In 2018 after a workshop in China, a company, Plastplan, grew out of the Precious Plastic project in Iceland to promote an alternative to shipping plastic to Sweden to be burned for electricity.

In Hawaii in 2019, Puna Precious Plastic, with more than 1,000 members as a part of the Precious Plastic worldwide movement, collected about 1,000 pounds, which it planned to sort, shred and melt into plastic bricks and lumber for construction.

In Thailand, Precious Plastic Bangkok collects plastic bottle caps to shred, melt, and reshape into new products, including monk's robes.

With a grant from Dane County Arts and partnered with Community GroundWorks, the nonprofit that oversees Troy Kids’ Garden, and hackerspace Sector 67, a branch of Precious Plastic was launched in Madison, Wisconsin.

In September 2021, One Army announced a "Verified" Precious Plastic workspaces program to give recognition to "high quality recycling work". Many locations around the world were listed.

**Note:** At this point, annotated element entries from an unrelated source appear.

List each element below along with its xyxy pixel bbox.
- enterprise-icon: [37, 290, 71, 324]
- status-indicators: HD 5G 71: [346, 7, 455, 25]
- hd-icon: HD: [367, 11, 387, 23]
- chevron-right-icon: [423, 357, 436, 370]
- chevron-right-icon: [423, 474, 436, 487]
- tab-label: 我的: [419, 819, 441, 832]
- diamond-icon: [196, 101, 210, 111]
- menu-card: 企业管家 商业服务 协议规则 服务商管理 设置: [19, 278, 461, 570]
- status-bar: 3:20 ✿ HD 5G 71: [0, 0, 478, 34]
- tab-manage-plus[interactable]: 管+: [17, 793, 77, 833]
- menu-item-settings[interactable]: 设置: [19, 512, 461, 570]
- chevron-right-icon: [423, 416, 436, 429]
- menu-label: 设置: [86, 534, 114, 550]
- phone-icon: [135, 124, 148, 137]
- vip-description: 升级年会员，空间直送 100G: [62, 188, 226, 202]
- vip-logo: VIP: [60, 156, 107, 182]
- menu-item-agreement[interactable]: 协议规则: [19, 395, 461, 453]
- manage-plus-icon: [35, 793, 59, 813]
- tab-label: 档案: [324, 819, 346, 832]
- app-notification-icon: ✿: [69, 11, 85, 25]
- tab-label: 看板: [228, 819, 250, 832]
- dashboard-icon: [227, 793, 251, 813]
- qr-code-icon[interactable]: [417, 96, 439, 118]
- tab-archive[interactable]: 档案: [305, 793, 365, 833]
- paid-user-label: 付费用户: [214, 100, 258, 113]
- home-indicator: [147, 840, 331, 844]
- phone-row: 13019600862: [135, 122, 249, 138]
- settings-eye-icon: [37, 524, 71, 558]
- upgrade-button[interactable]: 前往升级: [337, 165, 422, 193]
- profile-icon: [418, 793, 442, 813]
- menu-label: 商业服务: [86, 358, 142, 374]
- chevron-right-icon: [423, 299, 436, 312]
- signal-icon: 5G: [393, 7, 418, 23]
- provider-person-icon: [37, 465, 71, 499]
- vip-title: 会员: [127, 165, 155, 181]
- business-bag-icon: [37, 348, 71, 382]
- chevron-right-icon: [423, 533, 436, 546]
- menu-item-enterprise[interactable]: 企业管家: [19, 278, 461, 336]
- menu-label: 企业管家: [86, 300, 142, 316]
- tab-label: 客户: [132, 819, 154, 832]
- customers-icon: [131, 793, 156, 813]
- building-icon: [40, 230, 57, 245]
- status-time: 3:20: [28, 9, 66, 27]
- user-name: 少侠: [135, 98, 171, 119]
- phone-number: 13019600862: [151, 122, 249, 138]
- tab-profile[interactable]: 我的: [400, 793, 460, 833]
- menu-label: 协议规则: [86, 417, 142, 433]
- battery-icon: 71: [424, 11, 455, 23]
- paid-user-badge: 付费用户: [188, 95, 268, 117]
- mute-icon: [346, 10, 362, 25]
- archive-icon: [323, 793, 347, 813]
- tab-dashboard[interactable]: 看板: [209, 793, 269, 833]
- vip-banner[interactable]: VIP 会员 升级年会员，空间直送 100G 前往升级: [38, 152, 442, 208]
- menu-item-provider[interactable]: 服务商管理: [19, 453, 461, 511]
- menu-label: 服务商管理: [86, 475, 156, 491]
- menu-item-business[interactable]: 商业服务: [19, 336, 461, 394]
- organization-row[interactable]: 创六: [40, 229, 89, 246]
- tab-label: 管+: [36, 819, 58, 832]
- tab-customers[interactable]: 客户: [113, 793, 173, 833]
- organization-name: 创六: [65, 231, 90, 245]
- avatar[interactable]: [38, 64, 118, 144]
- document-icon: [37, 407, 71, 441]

== University involvement ==
In 2018, a group called Precious Plastic Texas was formed by students at the University of Texas after learning about what was being done in Thailand. In 2019 students in the Environmental Fellows Program's gateway seminar at DePauw University in Indiana began work on a Precious Plastic project, and received funding from the Joseph and Carol Danks Centers Council Fund for Multidisciplinary Projects. The project will continue in a gateway seminar and three art classes, and they may add an off-campus trip to a Precious Plastic site. In Australia, UNSW business school students, working closely with Precious Plastic, won the 2019 Big Idea competition in the postgraduate category with their start-up idea called Closed Loop – a local-level plastic waste recycling business. Engineering students at the Monash University chapter created a Precious Plastic one-metre cube portable recycling machine to transport to events for display.